In late 2022, a retrospective of Food of War's work spanning 12 years was displayed at the prestigious Saatchi Gallery in the United Kingdom. The collective continued to expand its influence with exhibitions such as "Uitmelken: Harvesting Money" in Amsterdam and participation in international art festivals including the 60th Venice Biennale, Bienal de la Havana, MMMad Festival, and 48h Neukölln Festival in 2024.

== Exhibitions ==
The first massive exhibition of Food of War was the "Clouded Lands", held in the National Art and Culture Museum Complex "Mystetskyi Arsenal" of Kyiv in Ukraine in 2016. Then, the exhibition was moved to Berlin to participate in the Congress Disarm! For a Climate of Peace, and the Centro de Arte Caja de Burgos in Spain, and finally in London. In each country, the artist collective worked closely with local artists to address the Chernobyl disaster and how this event changed the way Europeans eat.

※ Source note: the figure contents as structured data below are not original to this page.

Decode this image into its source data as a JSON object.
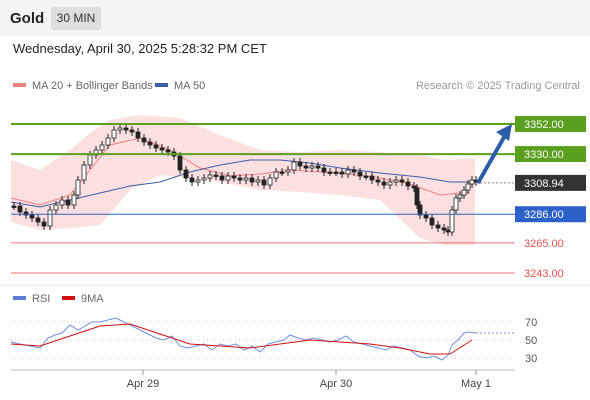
{
  "header": {
    "symbol": "Gold",
    "timeframe": "30 MIN"
  },
  "timestamp": "Wednesday, April 30, 2025 5:28:32 PM CET",
  "legend": {
    "items": [
      {
        "label": "MA 20 + Bollinger Bands",
        "color": "#f08080"
      },
      {
        "label": "MA 50",
        "color": "#3b5ea8"
      }
    ],
    "credit": "Research © 2025 Trading Central"
  },
  "rsi_legend": {
    "items": [
      {
        "label": "RSI",
        "color": "#5b7fd6"
      },
      {
        "label": "9MA",
        "color": "#d01010"
      }
    ]
  },
  "chart_data": {
    "type": "candlestick",
    "x_ticks": [
      "Apr 29",
      "Apr 30",
      "May 1"
    ],
    "price_levels": [
      {
        "value": 3352.0,
        "label": "3352.00",
        "kind": "resistance",
        "color": "#5aa01e"
      },
      {
        "value": 3330.0,
        "label": "3330.00",
        "kind": "resistance",
        "color": "#5aa01e"
      },
      {
        "value": 3308.94,
        "label": "3308.94",
        "kind": "last",
        "color": "#333333"
      },
      {
        "value": 3286.0,
        "label": "3286.00",
        "kind": "pivot",
        "color": "#2a62c9"
      },
      {
        "value": 3265.0,
        "label": "3265.00",
        "kind": "support",
        "color": "#e85050"
      },
      {
        "value": 3243.0,
        "label": "3243.00",
        "kind": "support",
        "color": "#e85050"
      }
    ],
    "rsi_ticks": [
      70,
      50,
      30
    ]
  }
}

=== Exhibitions by date ===

- November 8, 2014, Aguapanela is my cup of tea, The Container, London
- August 26, 2015, Panela: The New Gold of Colombia, Chalton Gallery, London
- September 24–30, 2015, BSMT SPACE, Dalston, London
- February 23–28, 2016, Justmad 7 Emerging Art Fair, COAM Sede del Arte,  Madrid, Spain
- March 9 – April 16, 2016, Panela: The New Gold of Colombia, Museum of Contemporary Art (MAC) Bogota, Colombia
- April 5–28, 2017, Clouded Lands, Rich Mix, Mezzanine Gallery, London
- May 27 – 9, Clouded Lands, Arsenal de Mystetskyi, Kyiv Ukraine
- February 21–26, 2017, Justmad 8, COAM La Sede del Arte Madrid, Spain
- February 19, 2018, Insect Flesh, Art week in Mexico City, Mexico
- April 18–4, 2018, Contamination, Art Fair Art Lima, Lima, Peru
- April 4, 2017, Ópera dos Porcos, Rabieh Gallery, São Paulo, Brazil
- November 15, 2019 – February 20, 2020. ¿Paz en las Mesas?. Museum of Contemporary Art (MAC) Bogota, Colombia
- 2020, The Spirit of the Beehive, Terra Nexus, Proposition Studios, London (United Kingdom), Enlatados, ArtChicó, Bogotá (Colombia)
- 2021, Crying at the River (lloratón por Colombia), performance, London (United Kingdom), The Colony’s Collapse, Terra Nexus II, Proposition Studios, London (United Kingdom), The Forbidden Fruit, Shoreditch, London (United Kingdom).
- 2022, American Beauty, Galeria Casasur, JustMad, Madrid (Spain), War Cake, Façade Video Festival, Plovdiv (Bulgaria), Food of War: Food & Conflict in Challenging Times, Clandestina Washere, Miami (United States), The Forbidden Journey: Food & Conflict in Challenging Times, Saatchi Gallery, London (United Kingdom), Sana Distancia, social intervention in the Santa Fe neighborhood, Bogotá (Colombia).
- 2023, The Forbidden Fruit: Object of Desire, Arts Connection Gallery, Miami (United States), Üitmelken: Harvesting Money, PuntWG, Amsterdam (Netherlands), When Water is Safer than Land, Palma Summer Artweek, Bellas Artes Adema University, Palma de Mallorca (Spain), Rabbit Revolutionaries, ARCO, Madrid (Spain).
- 2024, Memoria Externa, MMMad Festival, Madrid (Spain), Personal Structures, European Cultural Center, Venice Biennale, Venice (Italy).

== Residencies ==

- 2021, Proposition Studios, London, United Kingdom
- 2023, AirWG Artist Residency, Amsterdam, Netherlands

== Grants ==

- 2020*, Proposition Studios, Grant for Art Collectives
- 2021*, Proposition Studios, Grant for Art Collectives
- 2023, Arts Connection Foundation, The Forbidden Fruit: Object of Desire (Grant for Pioneering Collectives), Arts Connection Foundation, Üitmelken: Harvesting Money (Grant for Pioneering Collectives).

Food of War's unwavering commitment to collaboration, innovation, and societal reflection continues to drive its exciting ventures and meaningful contributions to the global artistic landscape.